Zur Hochzeit des Prinzen waren viele Gäste geladen und alle, alle kamen. Unter ihnen waren die drei Feen des Landes. Auch für die Feen war diese Hochzeit eine Überraschung. Der Prinz hatte sich Hals über Kopf in eine Unbekannte verliebt und sie schon nach drei Tagen geheiratet. Er hatte seine Frau noch niemals gesehen, sondern lediglich ihr Parfüm gerochen und ihre rechte Hand erblickt. Die Gäste erzählten einander, dass die Großmutter gesagt haben sollte: „Unsere Familie ist so vornehm, dass ein Mann die Frauen erst in der Hochzeitsnacht zu Gesicht bekommt.“ Bei der Hochzeitszeremonie war die Braut in dichte Schleier gehüllt gewesen.

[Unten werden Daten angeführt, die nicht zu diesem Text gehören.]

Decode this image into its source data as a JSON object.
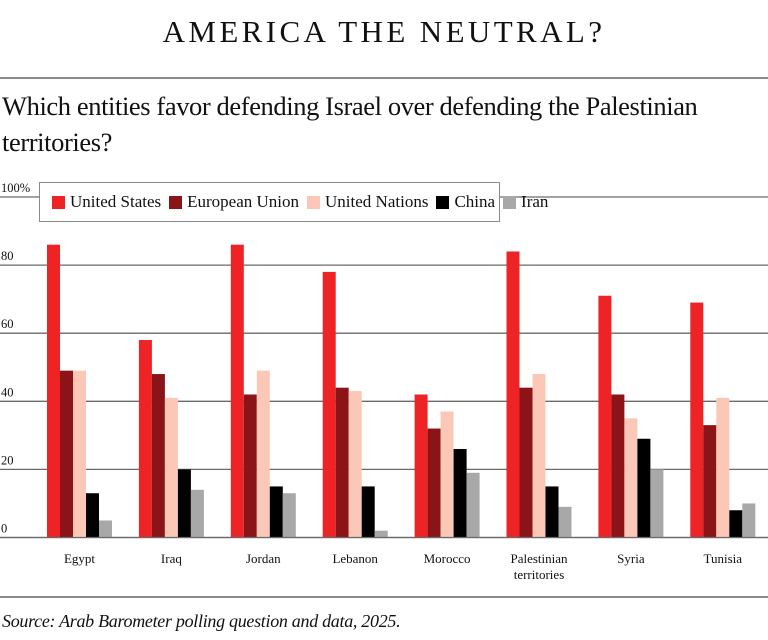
{
  "header": {
    "title": "AMERICA THE NEUTRAL?",
    "subtitle": "Which entities favor defending Israel over defending the Palestinian territories?"
  },
  "footer": {
    "source": "Source: Arab Barometer polling question and data, 2025."
  },
  "chart_data": {
    "type": "bar",
    "title": "Which entities favor defending Israel over defending the Palestinian territories?",
    "xlabel": "",
    "ylabel": "",
    "ylim": [
      0,
      100
    ],
    "yticks": [
      0,
      20,
      40,
      60,
      80,
      100
    ],
    "ytick_labels": [
      "0",
      "20",
      "40",
      "60",
      "80",
      "100%"
    ],
    "grid": true,
    "legend_position": "top-left",
    "categories": [
      "Egypt",
      "Iraq",
      "Jordan",
      "Lebanon",
      "Morocco",
      "Palestinian territories",
      "Syria",
      "Tunisia"
    ],
    "category_label_lines": [
      [
        "Egypt"
      ],
      [
        "Iraq"
      ],
      [
        "Jordan"
      ],
      [
        "Lebanon"
      ],
      [
        "Morocco"
      ],
      [
        "Palestinian",
        "territories"
      ],
      [
        "Syria"
      ],
      [
        "Tunisia"
      ]
    ],
    "series": [
      {
        "name": "United States",
        "color": "#ee2326",
        "values": [
          86,
          58,
          86,
          78,
          42,
          84,
          71,
          69
        ]
      },
      {
        "name": "European Union",
        "color": "#8b1419",
        "values": [
          49,
          48,
          42,
          44,
          32,
          44,
          42,
          33
        ]
      },
      {
        "name": "United Nations",
        "color": "#fbc7b7",
        "values": [
          49,
          41,
          49,
          43,
          37,
          48,
          35,
          41
        ]
      },
      {
        "name": "China",
        "color": "#000000",
        "values": [
          13,
          20,
          15,
          15,
          26,
          15,
          29,
          8
        ]
      },
      {
        "name": "Iran",
        "color": "#a8a8a8",
        "values": [
          5,
          14,
          13,
          2,
          19,
          9,
          20,
          10
        ]
      }
    ]
  }
}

Der Prinz wusste nicht, dass die Unbekannte, die er gerade geheiratet hatte, weder jung noch schön war. Sie war 94 Jahre alt und die Älteste von drei Schwestern. Die jüngste, die 65jährige Schwester, hielt er für die Großmutter. Die Alte hatte ihm bei einem Spaziergang durch die Gässchen der Stadt ein wohlriechendes Taschentuch vor die Füße fallen lassen. Berauscht von dem Duft und von der Fantasie seiner wunderschönen Besitzerin hatte er an die Tür der drei Schwestern geklopft. Die wunderschöne Hand, die ihm die drei Schwestern gezeigt hatten, gehörte in Wahrheit einer Alabasterstatue…

Keiner der Gäste kannte die Braut und nun waren sie voller Neugier, sie endlich selbst zu sehen. Aber wie erstaunten sie, als der Bräutigam allein an der Hochzeitstafel saß. Die Braut hatte sich schon zurückgezogen. Dennoch aßen, tranken und feierten die Gäste bis tief in die Nacht hinein.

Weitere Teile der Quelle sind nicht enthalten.